Transepidermal water loss increases during murine food anaphylaxis and reflects reaction severity

Benjamin N Woerner¹Joseph Abbo²Allison Wang²Melanie K Donahue^1,2Judy Hines^1,2Jessica J O'Konek²Simon Patrick Hogan²James Baker^1,2Charles Schuler^1,2*

• ¹Michigan Medicine, University of Michigan, Ann Arbor, United States
• ²University of Michigan, Ann Arbor, United States

Background: An increase in transepidermal water loss (TEWL) presages food anaphylaxis in allergic humans during oral food challenges. We sought to determine whether similar TEWL changes occur in mouse food anaphylaxis models. Methods: Using a TewameterTM Nano, a mouse-compatible device, TEWL measurements were conducted on the ear, paw, and abdomen of BALB/c mice. Due to the highest measurement reproducibility, the ear was selected for use in the study. Baseline TEWL measurements under varied conditions were evaluated. Histamine injections were given to evaluate a non-IgE-mediated reaction. Two IgE-based models of food anaphylaxis were utilized: 1) Passive systemic anaphylaxis (PSA) with dinitrophenyl (DNP)-IgE sensitization and DNP-albumin challenge; 2) Active systemic anaphylaxis (ASA) with ovalbumin-alum immunization followed by ovalbumin challenges. Core temperature, reaction severity score, diarrhea, and TEWL were recorded. MCPT-1 was measured as a mast cell activation correlate.
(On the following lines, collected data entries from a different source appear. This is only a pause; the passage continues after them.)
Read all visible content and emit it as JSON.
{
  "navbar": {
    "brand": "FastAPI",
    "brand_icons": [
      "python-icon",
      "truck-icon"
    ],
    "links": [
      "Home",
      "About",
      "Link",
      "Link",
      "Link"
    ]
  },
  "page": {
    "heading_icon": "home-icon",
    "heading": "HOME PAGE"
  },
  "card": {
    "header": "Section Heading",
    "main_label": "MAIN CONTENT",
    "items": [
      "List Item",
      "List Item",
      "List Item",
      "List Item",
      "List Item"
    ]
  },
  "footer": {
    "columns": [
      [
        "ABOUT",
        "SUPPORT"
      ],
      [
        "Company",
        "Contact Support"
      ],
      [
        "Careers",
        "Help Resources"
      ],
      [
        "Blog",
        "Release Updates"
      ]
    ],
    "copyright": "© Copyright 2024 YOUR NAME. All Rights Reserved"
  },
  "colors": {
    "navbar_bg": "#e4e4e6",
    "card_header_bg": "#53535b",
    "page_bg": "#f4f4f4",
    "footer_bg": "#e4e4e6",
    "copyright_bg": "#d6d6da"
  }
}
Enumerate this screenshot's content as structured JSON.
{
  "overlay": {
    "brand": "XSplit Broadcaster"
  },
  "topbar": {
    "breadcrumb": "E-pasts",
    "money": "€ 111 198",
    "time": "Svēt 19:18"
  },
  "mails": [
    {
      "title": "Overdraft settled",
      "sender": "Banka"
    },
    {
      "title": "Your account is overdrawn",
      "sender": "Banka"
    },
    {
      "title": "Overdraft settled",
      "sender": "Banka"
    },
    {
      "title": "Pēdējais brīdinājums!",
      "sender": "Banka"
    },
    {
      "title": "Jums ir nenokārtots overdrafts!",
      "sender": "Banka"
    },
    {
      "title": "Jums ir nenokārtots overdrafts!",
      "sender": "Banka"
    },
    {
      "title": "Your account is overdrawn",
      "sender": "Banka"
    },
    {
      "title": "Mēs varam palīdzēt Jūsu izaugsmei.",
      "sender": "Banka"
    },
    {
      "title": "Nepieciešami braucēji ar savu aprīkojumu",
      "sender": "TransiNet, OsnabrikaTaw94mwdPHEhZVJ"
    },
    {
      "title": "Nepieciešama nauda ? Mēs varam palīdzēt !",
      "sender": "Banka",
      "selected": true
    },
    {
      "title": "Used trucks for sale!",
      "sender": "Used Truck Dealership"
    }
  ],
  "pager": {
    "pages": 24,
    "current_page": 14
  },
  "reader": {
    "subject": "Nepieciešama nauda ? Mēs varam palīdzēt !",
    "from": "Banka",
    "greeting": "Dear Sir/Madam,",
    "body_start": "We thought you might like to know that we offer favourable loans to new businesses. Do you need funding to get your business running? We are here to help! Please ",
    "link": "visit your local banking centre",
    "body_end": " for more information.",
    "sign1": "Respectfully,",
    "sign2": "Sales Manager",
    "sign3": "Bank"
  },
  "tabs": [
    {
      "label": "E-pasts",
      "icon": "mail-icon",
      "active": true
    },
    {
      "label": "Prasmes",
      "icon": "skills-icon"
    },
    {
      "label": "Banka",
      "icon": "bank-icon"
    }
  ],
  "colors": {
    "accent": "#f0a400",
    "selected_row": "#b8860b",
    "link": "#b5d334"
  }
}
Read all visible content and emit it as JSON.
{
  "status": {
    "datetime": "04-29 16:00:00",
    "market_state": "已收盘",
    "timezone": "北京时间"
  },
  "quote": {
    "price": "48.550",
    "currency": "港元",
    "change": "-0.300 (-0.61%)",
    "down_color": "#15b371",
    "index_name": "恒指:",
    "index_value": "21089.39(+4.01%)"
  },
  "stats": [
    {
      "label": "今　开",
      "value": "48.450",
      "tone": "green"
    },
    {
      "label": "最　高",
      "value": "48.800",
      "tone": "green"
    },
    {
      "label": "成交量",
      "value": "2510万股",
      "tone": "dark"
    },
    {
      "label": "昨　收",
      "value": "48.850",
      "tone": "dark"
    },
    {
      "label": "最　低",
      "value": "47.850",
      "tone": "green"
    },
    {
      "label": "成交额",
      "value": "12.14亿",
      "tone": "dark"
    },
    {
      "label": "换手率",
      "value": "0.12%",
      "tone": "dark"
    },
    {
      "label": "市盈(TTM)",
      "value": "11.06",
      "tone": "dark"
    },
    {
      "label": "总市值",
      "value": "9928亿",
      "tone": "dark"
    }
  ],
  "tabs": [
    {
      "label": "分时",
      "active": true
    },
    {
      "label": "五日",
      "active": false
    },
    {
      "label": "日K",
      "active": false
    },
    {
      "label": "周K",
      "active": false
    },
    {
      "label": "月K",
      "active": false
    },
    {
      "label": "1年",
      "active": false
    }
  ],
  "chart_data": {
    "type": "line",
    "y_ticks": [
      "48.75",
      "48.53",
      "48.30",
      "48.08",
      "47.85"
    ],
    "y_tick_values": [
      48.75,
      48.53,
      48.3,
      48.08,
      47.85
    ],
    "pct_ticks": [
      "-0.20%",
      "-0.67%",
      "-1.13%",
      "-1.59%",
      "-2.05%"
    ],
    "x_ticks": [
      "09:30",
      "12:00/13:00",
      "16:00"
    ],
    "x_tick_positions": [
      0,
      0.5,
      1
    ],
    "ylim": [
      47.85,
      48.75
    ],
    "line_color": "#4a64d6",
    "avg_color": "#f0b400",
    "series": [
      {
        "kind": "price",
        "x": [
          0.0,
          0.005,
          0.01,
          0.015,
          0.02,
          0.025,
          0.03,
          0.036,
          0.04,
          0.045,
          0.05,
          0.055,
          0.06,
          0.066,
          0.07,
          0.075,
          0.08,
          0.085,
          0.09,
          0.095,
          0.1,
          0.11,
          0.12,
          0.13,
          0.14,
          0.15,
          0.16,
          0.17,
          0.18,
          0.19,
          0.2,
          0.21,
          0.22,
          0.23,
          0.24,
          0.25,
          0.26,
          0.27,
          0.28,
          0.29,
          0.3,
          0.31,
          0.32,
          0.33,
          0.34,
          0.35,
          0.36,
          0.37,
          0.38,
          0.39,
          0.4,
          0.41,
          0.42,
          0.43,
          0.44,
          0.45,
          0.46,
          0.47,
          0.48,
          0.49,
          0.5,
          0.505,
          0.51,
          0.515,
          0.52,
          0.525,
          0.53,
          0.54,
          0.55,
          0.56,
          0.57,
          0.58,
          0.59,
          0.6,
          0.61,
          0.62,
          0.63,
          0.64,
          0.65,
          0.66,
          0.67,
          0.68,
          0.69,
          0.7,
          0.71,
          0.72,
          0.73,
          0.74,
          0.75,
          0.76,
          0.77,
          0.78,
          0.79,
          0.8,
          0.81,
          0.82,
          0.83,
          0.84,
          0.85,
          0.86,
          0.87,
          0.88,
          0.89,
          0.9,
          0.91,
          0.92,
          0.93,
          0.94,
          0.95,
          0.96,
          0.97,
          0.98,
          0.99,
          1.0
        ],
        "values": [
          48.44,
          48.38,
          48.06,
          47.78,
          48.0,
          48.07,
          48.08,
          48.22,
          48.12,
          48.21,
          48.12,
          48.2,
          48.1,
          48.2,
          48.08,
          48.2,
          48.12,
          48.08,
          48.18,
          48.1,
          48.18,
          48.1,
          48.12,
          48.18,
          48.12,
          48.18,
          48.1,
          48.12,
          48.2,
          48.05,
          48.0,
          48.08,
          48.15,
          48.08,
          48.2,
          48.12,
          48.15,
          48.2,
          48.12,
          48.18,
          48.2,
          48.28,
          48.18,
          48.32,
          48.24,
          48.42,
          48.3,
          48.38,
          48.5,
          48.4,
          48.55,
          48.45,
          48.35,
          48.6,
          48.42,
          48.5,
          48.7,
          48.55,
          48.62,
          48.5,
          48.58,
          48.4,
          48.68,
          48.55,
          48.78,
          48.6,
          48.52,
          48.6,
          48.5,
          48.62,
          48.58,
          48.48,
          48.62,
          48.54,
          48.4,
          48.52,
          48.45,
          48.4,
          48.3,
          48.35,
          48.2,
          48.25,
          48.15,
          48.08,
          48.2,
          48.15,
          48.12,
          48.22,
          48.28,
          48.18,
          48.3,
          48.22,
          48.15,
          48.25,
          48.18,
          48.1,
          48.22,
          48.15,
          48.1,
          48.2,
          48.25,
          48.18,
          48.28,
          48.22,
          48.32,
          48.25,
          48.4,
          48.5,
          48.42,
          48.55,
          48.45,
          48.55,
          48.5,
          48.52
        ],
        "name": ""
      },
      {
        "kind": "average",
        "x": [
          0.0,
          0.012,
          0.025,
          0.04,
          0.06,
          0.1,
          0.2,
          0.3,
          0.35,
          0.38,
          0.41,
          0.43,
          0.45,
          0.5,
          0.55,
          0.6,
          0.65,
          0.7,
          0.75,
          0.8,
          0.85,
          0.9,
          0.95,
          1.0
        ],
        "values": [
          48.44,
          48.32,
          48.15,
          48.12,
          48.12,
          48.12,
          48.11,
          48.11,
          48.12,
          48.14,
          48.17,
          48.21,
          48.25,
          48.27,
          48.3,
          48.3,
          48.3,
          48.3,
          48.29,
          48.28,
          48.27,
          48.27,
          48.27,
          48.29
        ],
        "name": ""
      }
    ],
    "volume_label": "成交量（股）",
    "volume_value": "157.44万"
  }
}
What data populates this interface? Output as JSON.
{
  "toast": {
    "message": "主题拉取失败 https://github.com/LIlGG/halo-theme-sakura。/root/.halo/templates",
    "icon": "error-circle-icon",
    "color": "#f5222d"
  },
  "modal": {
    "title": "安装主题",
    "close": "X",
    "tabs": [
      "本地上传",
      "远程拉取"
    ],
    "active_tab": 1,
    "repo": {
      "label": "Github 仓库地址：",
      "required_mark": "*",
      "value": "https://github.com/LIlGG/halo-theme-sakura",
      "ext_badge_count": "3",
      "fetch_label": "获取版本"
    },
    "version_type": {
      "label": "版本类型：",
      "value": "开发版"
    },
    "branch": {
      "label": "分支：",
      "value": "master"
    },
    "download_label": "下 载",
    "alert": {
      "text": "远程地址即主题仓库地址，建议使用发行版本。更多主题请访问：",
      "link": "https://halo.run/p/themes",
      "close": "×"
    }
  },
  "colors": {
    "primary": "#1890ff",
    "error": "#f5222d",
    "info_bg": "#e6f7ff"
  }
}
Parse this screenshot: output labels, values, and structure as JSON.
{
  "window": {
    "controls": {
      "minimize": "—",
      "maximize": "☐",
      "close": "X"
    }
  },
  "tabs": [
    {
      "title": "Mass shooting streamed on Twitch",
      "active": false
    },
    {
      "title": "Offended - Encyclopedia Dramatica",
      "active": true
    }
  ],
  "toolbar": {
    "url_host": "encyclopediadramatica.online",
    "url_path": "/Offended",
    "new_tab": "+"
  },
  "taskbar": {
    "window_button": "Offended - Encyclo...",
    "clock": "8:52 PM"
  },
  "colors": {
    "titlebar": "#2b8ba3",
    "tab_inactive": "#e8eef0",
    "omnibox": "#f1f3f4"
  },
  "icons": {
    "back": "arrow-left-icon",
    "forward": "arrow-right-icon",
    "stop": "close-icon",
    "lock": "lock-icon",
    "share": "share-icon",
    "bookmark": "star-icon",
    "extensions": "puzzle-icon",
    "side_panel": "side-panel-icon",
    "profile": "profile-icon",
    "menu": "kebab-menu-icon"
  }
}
Results: TEWL was reproducibly measured on the ear (17.7 g/m2/h) and showed no baseline differences with time, sex, device used, oral gavage, or IV injection. TEWL increased during histamine (5.73 g/m2/h), PSA (3.46 g/m2/h) and ASA (3.61 g/m2/h) challenges. TEWL correlated with reaction severity across conditions and with core temperature change in PSA and ASA challenges. TEWL increased significantly for all models, whereas other markers such as reaction severity and temperature change varied by model utilized. Conclusion: TEWL is reliably measurable on the mouse ear. TEWL increased during varied reaction conditions, and the stimulus used did not alter results. TEWL offers a novel, real-time, objective, and non-invasive measure of murine food anaphylaxis that corresponds to human pathophysiology.